Гермиона выпрямилась, ее челюсти были сжаты, а взгляд сверкал.
— Моя сторона не пытает людей…
— Бить их без причины, заставлять людей бояться выходить из камеры — это не форма пытки? И ты не видела высеченное слово «Правда» над тем местом, куда ты поместила меня? Или ты просто пытаешься притвориться, что восьмой уровень создан не для того, чтобы пытать людей, вынуждая их раскрывать информацию? — Выражение лица Малфоя было холодным и жестким, его не смягчал даже нанесенный крем для бритья. — Нет правильного или неправильного — есть только тот, кто это определяет с позиции власти.
— Это ложь. Я не верю в избиение людей без причины, кем бы они ни были, и если так происходит, то этого быть не должно. Но правильное и неправильное определяется тем, что отражает нашу собственную человечность. Наносить вред другому человеку, убивать другого человека, если только это не призвано, чтобы помешать ему причинить вред тебе или другому человеку — это неправильно. Неважно, на чьей ты стороне или кто ее определяет.
— Тем не менее ты мне даешь карт-бланш на пытки людей сейчас…

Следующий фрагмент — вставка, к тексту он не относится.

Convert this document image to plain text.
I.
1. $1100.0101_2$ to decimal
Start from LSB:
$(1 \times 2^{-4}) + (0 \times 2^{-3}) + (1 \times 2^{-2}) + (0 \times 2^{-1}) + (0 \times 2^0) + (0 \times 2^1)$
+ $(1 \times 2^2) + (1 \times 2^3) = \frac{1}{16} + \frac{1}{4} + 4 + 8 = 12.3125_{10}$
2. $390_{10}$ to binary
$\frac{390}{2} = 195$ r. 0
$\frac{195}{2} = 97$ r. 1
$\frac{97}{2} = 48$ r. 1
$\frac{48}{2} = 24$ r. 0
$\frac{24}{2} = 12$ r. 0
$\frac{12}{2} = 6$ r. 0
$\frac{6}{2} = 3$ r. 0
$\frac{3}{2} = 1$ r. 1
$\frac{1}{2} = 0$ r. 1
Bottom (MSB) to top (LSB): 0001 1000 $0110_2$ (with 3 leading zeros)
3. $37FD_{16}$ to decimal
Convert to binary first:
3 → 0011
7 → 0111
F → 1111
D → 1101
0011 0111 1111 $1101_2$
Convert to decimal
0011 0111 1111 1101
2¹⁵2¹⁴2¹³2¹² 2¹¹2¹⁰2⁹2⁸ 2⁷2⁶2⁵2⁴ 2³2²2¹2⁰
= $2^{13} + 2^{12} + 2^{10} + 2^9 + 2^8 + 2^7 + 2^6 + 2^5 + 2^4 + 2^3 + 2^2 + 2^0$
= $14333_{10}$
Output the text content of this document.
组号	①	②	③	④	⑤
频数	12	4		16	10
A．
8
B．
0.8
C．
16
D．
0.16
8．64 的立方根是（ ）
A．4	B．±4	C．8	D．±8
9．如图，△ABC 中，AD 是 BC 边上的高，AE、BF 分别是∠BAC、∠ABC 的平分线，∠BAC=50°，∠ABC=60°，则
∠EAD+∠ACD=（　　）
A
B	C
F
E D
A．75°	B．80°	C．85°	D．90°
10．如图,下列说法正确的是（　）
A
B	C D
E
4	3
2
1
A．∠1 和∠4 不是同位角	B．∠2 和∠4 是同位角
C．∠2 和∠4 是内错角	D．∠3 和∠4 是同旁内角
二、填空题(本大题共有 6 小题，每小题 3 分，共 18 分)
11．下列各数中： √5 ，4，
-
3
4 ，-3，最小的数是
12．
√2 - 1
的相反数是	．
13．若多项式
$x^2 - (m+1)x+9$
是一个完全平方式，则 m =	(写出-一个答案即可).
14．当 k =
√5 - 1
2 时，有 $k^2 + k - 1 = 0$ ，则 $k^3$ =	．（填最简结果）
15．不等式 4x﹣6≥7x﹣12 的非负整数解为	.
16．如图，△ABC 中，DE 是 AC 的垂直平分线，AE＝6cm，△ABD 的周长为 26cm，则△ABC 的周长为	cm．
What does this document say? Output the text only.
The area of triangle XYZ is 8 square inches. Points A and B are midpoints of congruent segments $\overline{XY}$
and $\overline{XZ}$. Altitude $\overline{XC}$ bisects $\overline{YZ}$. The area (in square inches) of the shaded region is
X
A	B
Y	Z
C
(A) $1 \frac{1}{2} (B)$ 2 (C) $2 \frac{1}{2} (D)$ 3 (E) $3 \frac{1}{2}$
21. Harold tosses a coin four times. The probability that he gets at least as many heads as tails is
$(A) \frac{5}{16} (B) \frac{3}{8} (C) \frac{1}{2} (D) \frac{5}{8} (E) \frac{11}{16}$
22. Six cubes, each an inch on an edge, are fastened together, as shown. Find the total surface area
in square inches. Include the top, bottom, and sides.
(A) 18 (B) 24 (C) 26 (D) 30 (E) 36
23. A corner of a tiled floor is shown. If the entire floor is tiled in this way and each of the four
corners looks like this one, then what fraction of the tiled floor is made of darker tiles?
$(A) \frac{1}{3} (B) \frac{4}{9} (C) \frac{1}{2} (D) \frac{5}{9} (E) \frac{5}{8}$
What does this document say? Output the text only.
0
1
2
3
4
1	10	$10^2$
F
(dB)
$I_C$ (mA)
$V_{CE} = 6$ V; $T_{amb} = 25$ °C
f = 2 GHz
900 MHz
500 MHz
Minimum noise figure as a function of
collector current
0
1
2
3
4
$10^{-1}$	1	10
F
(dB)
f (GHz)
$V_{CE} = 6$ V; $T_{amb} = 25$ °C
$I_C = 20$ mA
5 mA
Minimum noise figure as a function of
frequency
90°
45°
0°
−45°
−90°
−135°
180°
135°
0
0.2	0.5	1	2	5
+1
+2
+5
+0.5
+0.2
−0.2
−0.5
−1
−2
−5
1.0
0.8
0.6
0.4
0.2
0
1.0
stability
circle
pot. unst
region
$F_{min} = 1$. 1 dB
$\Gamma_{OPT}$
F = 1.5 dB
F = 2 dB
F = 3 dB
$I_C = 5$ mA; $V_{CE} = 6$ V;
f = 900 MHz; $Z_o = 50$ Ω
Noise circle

— Чтобы завоевать доверие у высшего круга, чтобы разрушить Возрождение и положить конец страданиям еще тысяч людей. — Ее взгляд скользнул по жесткой линии его плеч, а затем проследил, как он проводит бритвой по щеке. — Если бы был какой-то другой способ сделать это, мы бы так и сделали.
Малфой выглядел так, будто собирался что-то сказать — его губы приоткрылись — но затем в его глазах мелькнула тень, и он промолчал.
— Разница, Малфой, в том, что я встречалась с людьми из армии Волдеморта в одиночку, когда у меня была палочка, а они были безоружны, и я не пыталась причинить им вред. Если бы ситуация была обратной, и у них была бы возможность остаться непойманными, думаю, подавляющее большинство воспользовалось бы этим. Они бы убили меня за что-нибудь совершенно неважное для мира, за мое происхождение, которое не представляет никакой угрозы ни для кого. В этом разница. Правильное и неправильное. Хорошее и плохое. Нет ни одного аргумента, который ты можешь привести, чтобы убедить меня, что на самом деле границы более размыты, чем обозначенные мною.
Он стянул полотенце, которым вытирался, со штанги для душа. Всего за пару вдохов горький, чистый аромат мыла и универсального шампуня перебил густую вонь плесени и пыли. Он смочил уголок полотенца, а затем провел им по лицу.